The tarball is still a preferred distribution format for source code, but you also might encounter source packages in DEB (Debian), RPM (RedHat/Fedora and OpenSUSE), RAR, Windows ZIP, and other formats. Each of these formats perform the same basic package functions as the tarball, and their basic unpacking commands are as follows :

    dpkg -i foo.deb

    rpm -uVh foo.rpm


    rar e foo.rar

    7z l foo.7z

RAR and 7z have been included merely for completeness. Those formats are relatively uncommon on Linux and are typically associated with large collections of soundfonts and audio samples.

Source code is also available in special RPM and DEB packages. These packages can be unpacked and compiled by their package management tools in one easy procedure, but the process lacks a configuration stage for user input. As we shall see, this pre-build configuration is an important part of the build sequence, one that should not be skipped if you want full control of the process.

A word of warning: Occasionally you'll discover a badly-formed package such as one that dumps all its extracted files into the active directory, i.e. the package doesn't create its own top-level directory. It is always wise to check the package organization with a content view option (tar -t foo.package) before uncompressing the package. If no parent directory is indicated you'll need to make one to have a specified extraction target. Be sure to move the package into the new directory and then unpack it there.

The Build Manager

Okay, you've downloaded some source code and you're ready to compile it. Before you can do so you'll need a set of tools that assist you in the configuration process and manage the compiler's interaction with the sources. The traditional Linux toolchain includes the GNU autotools (automake, autoconf, and libtool), but other popular utilities include Scons, the cmake system, premake, and the recent waf tools. Software built with the Qt graphics libraries usually require a run of the qmake utility, followed by use of the GNU autotools' make tool.

About Dependencies

Dependencies are software packages that are absolutely required in order to compile the target package. System dependencies include items such as kernel headers, X11 libraries and headers, and graphics toolkits such as GTK and Qt. The libraries themselves are insufficient to build software, you will also need to install the development packages for all necessary libraries.
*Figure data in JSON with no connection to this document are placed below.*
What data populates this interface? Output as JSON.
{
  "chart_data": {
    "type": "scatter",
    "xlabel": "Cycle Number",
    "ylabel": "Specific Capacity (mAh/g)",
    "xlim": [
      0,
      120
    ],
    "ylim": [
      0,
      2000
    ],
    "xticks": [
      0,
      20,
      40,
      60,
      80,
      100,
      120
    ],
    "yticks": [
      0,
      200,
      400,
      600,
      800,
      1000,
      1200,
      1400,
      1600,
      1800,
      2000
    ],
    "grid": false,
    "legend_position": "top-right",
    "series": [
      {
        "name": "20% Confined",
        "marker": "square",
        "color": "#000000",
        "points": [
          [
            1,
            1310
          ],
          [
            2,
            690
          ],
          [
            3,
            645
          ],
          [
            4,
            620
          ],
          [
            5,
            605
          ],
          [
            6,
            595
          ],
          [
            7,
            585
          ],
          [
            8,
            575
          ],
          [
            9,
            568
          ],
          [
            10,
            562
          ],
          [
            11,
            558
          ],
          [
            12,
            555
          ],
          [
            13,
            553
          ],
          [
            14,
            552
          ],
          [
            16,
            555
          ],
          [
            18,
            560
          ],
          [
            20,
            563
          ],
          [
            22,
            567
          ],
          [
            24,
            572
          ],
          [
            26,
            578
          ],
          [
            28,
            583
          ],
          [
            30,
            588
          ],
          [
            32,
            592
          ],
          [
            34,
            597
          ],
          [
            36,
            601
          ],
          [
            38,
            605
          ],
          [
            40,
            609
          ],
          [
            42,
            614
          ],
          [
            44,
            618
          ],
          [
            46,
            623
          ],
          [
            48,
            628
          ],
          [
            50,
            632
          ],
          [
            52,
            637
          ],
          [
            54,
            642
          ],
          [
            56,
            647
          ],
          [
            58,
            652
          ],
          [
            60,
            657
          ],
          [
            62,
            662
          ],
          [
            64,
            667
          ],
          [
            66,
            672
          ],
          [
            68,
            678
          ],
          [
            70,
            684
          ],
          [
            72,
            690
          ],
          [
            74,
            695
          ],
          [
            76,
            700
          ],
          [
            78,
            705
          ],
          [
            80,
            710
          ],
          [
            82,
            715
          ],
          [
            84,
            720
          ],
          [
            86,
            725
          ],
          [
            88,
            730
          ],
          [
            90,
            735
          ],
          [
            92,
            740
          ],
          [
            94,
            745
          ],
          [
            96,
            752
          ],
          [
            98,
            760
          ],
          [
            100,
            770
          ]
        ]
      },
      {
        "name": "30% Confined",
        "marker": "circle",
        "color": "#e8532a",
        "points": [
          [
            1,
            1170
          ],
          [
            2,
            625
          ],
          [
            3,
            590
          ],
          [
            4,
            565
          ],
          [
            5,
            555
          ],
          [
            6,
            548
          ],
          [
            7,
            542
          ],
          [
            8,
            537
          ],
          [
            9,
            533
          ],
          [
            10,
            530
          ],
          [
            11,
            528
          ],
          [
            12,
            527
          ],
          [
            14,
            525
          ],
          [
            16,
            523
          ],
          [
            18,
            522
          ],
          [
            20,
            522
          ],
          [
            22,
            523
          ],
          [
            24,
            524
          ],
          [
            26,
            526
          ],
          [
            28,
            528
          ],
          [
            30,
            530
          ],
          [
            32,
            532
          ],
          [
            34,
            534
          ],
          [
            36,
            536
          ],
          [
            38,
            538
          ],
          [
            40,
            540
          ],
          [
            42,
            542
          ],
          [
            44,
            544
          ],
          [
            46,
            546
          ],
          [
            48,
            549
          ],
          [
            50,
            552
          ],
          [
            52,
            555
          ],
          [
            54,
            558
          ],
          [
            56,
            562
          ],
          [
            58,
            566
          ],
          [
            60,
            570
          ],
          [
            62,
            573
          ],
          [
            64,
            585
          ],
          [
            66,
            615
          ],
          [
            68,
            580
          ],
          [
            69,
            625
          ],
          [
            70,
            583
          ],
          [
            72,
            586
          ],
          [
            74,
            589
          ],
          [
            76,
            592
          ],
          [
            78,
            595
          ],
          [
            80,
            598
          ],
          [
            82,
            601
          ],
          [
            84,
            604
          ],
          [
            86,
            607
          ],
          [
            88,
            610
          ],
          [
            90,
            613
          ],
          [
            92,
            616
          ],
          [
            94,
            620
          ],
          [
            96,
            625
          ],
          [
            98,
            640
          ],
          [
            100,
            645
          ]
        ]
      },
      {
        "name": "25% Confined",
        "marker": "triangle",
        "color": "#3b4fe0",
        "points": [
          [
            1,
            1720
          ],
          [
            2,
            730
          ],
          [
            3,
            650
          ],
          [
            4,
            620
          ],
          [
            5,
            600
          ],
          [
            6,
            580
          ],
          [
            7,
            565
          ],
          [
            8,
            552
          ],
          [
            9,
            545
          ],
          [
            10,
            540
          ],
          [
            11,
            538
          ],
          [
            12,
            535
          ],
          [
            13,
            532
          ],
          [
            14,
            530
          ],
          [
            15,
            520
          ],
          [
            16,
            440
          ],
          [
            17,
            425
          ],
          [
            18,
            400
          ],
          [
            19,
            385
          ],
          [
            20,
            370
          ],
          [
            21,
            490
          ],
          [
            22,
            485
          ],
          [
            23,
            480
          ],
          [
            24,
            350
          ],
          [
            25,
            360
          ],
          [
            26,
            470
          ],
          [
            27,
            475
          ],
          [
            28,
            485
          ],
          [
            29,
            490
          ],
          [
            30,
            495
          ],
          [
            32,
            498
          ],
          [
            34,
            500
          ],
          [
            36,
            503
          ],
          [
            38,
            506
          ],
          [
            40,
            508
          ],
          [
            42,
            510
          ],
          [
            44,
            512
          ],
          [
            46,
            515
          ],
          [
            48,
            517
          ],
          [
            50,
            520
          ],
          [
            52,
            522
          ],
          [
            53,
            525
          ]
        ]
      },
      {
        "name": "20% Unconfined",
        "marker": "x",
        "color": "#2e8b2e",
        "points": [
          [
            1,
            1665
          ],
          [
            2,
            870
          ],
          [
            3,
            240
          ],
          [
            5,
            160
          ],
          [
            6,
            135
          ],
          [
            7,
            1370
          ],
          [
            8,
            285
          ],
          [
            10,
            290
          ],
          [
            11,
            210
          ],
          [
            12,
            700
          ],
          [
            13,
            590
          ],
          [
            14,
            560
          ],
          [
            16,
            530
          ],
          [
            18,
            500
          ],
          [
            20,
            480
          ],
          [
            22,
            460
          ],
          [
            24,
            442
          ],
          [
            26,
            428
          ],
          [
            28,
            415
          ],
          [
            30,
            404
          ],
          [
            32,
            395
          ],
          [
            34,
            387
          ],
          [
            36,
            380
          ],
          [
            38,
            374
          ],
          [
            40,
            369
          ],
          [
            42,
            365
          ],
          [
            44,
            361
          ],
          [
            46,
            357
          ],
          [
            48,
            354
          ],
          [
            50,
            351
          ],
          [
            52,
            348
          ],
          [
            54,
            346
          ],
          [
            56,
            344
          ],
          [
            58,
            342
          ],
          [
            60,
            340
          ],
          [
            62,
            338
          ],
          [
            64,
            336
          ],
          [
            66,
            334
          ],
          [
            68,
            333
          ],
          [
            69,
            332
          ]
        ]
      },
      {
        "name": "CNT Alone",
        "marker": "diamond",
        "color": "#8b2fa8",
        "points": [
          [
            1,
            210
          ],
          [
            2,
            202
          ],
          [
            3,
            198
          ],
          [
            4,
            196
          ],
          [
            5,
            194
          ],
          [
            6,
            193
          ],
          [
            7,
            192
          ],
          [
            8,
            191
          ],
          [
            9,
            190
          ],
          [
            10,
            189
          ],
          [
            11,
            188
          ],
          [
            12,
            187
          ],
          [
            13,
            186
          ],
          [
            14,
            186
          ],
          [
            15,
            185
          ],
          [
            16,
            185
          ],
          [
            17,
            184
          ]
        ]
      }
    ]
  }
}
Linux audio applications have some specific dependencies that are common to a wide variety of programs. You can expect to see requirements for the ALSA and JACK libraries and headers, the libsndfile library for soundfile I/O, and the development packages for the LADSPA and LV2 plugin systems. Other less critical packages include librdf (plugins metadata), liblo (a library for OSC functions), libfftw3 (Fast Fourier Transforms library), the Ogg/Vorbis libs (for OGG file support), and liblame (MP3 support).